Frequent Subgraph Mining

Application Description

This benchmark finds frequent subgraphs in an undirected graph. Arguments: k, the maximum size of subgraphs, i.e., k edges; minsup, minimum support, i.e., the threshold of support of frequent patterns.

Algorithm

The algorithm is called extend-reduce. A initial worklist contains initial embedding (single edge). It extends each embedding with an edge, and insert the new embeddings to the next worklist. Extension is repeated until the size of embedding is k (edges).

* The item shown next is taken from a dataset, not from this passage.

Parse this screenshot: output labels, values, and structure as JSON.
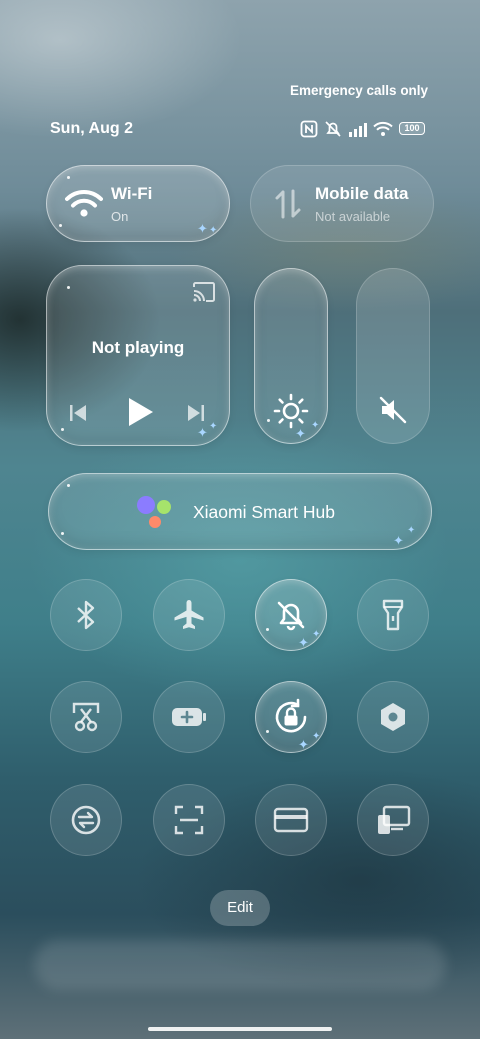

Each embedding is checked to identify its pattern, and the domain support (MNI) is accumulated into the support map. The patterns with support below threshold are removed at the end of each extension, as well as all their embeddings.

Performance

k=2, minsup=300

Graph Time (s)
mico 4.2
patent_citations 15.9

Please read the following paper for detailed performance evaluation:

(VLDB 2020) [PDF] [Code]
Xuhao Chen, Roshan Dathathri, Gurbinder Gill, Keshav Pingali,
Pangolin: An Efficient and Flexible Graph Mining System on CPU and GPU,
PVLDB, 13(8): 1190-1205, 2020

Machine Description

Performance numbers are collected on a 4 package (14 cores per package) Intel(R) Xeon(R) Gold 5120 CPU machine at 2.20GHz from 1 thread to 56 threads in increments of 7 threads. The machine has 192GB of RAM. The operating system is CentOS Linux release 7.5.1804. All runs of the Galois benchmarks used gcc/g++ 7.2 to compile.